In stilte overschrijden vrijwilligers vaak grenzen, ook die van henzelf

ProfielfotoMark Molenaar 01-11-2018 12751 keer bekeken 10 reacties

Een vijfde van de vrijwilligers in zorg en welzijn verricht weleens taken die eigenlijk bij professionele krachten thuishoren. Zij vinden dat zelf niet gewenst, maar het alternatief is dat hulpbehoevende mensen geen hulp krijgen. Daarom overschrijden ze vaak grenzen, ook die van henzelf.

Dit is een van de opvallendste uitkomsten van een tweejarig onderzoek van de Universiteit voor Humanistiek in opdracht van Vereniging Nederlandse Organisaties Vrijwilligerswerk (NOV) onder ruim 5200 vrijwilligers in zorg en welzijn en meer dan zeshonderd coördinatoren van veertien landelijke vrijwilligersorganisaties.  Donderdag 1 november overhandigde onderzoekster Anja Machielse  de resultaten aan zorgvrijwilligers Bik de Kok en Rita Cloosterman (zie foto) op de netwerkconferentie ‘Vrijwillig geluk maken’ van NOV.

Een vijfde van de vrijwilligers in zorg en welzijn verricht weleens taken die eigenlijk bij professionele krachten thuishoren.
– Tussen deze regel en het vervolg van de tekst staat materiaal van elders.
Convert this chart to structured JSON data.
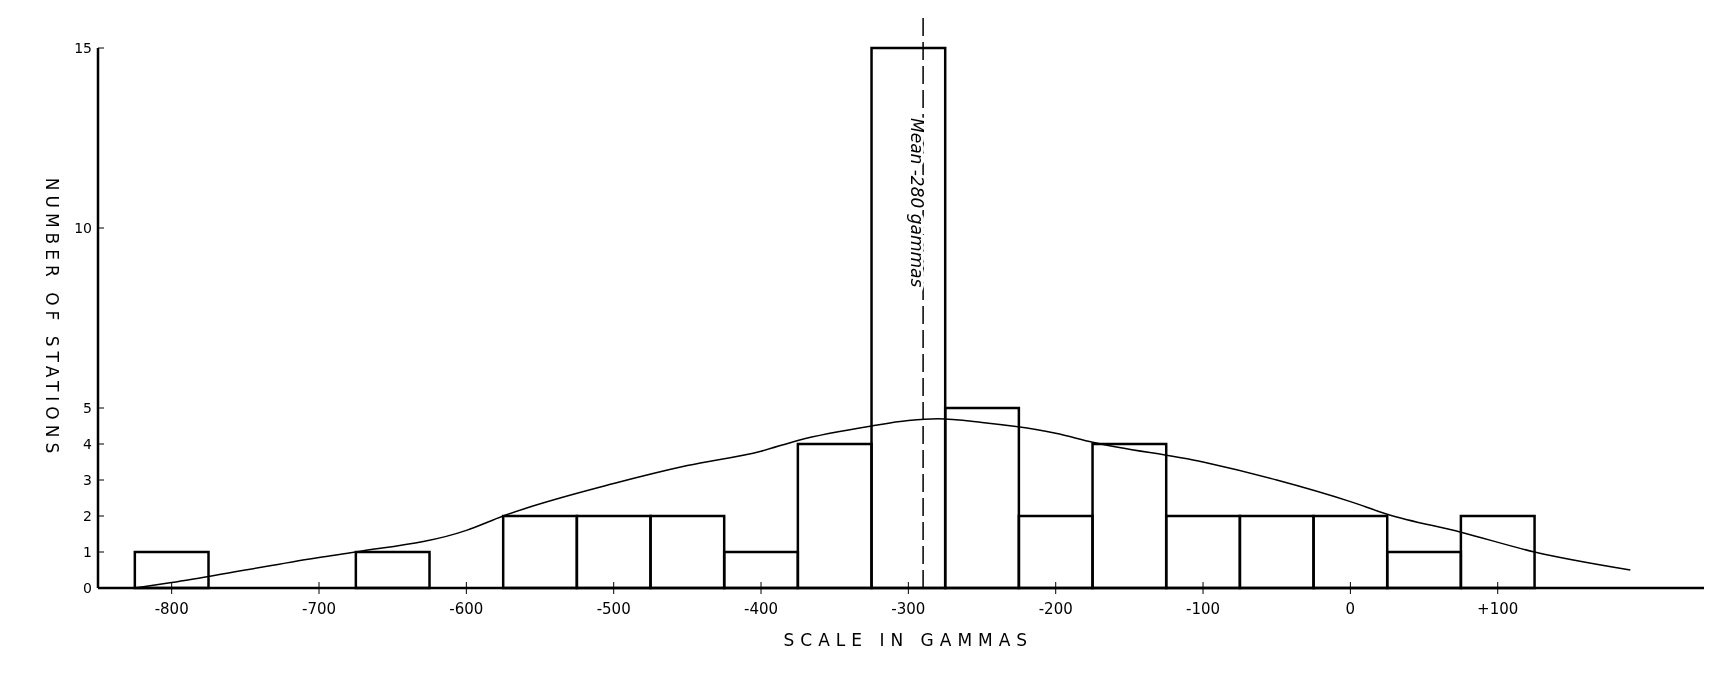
{
  "chart_data": {
    "type": "histogram",
    "xlabel": "SCALE IN GAMMAS",
    "ylabel": "NUMBER OF STATIONS",
    "bins": [
      -825,
      -775,
      -725,
      -675,
      -625,
      -575,
      -525,
      -475,
      -425,
      -375,
      -325,
      -275,
      -225,
      -175,
      -125,
      -75,
      -25,
      25,
      75,
      125
    ],
    "values": [
      1,
      0,
      0,
      1,
      0,
      2,
      2,
      2,
      1,
      4,
      15,
      5,
      2,
      4,
      2,
      2,
      2,
      1,
      2
    ],
    "color": "#000000",
    "series": [
      {
        "type": "line",
        "color": "#000000",
        "x": [
          -825,
          -800,
          -750,
          -700,
          -675,
          -600,
          -575,
          -500,
          -450,
          -400,
          -375,
          -325,
          -300,
          -280,
          -250,
          -200,
          -175,
          -100,
          -50,
          0,
          25,
          75,
          125,
          190
        ],
        "values": [
          0,
          0.15,
          0.5,
          0.85,
          1,
          1.6,
          2,
          2.9,
          3.4,
          3.8,
          4.1,
          4.5,
          4.65,
          4.7,
          4.6,
          4.3,
          4.05,
          3.5,
          3,
          2.4,
          2.05,
          1.55,
          1,
          0.5
        ]
      }
    ],
    "xlim": [
      -850,
      240
    ],
    "ylim": [
      0,
      15
    ],
    "xticks": [
      -800,
      -700,
      -600,
      -500,
      -400,
      -300,
      -200,
      -100,
      0,
      {
        "value": 100,
        "label": "+100"
      }
    ],
    "yticks": [
      0,
      1,
      2,
      3,
      4,
      5,
      10,
      15
    ],
    "ref_lines": [
      {
        "axis": "x",
        "value": -290,
        "label": "Mean -280 gammas",
        "line_style": "dashed",
        "color": "#000000"
      }
    ],
    "grid": false
  }
}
Denk aan taken waarvoor je medische of psychologische kennis of vaardigheden nodig hebt, of taken die lichamelijke intimiteit of privacygevoelige informatie met zich meebrengen. Vrijwilligers vinden dit zelf ongewenst, maar het alternatief is dat hulpbehoevende mensen geen hulp krijgen. Dat kan indringende situaties opleveren, zoals een dementerende oudere die urenlang moet wachten tot hij naar de wc kan, iemand die steeds hogere schulden krijgt omdat hij niet weet hoe je digitaal rekeningen betaalt, of een hulpbehoevende die urenlang niets te eten of drinken krijgt of te laat zijn medicijnen kan innemen en daardoor van slag raakt. Om dit te voorkomen, overschrijden vrijwilligers regelmatig functionele grenzen. Zij doen dit meestal in stilte, in de hoop dat niemand er iets van zal zeggen.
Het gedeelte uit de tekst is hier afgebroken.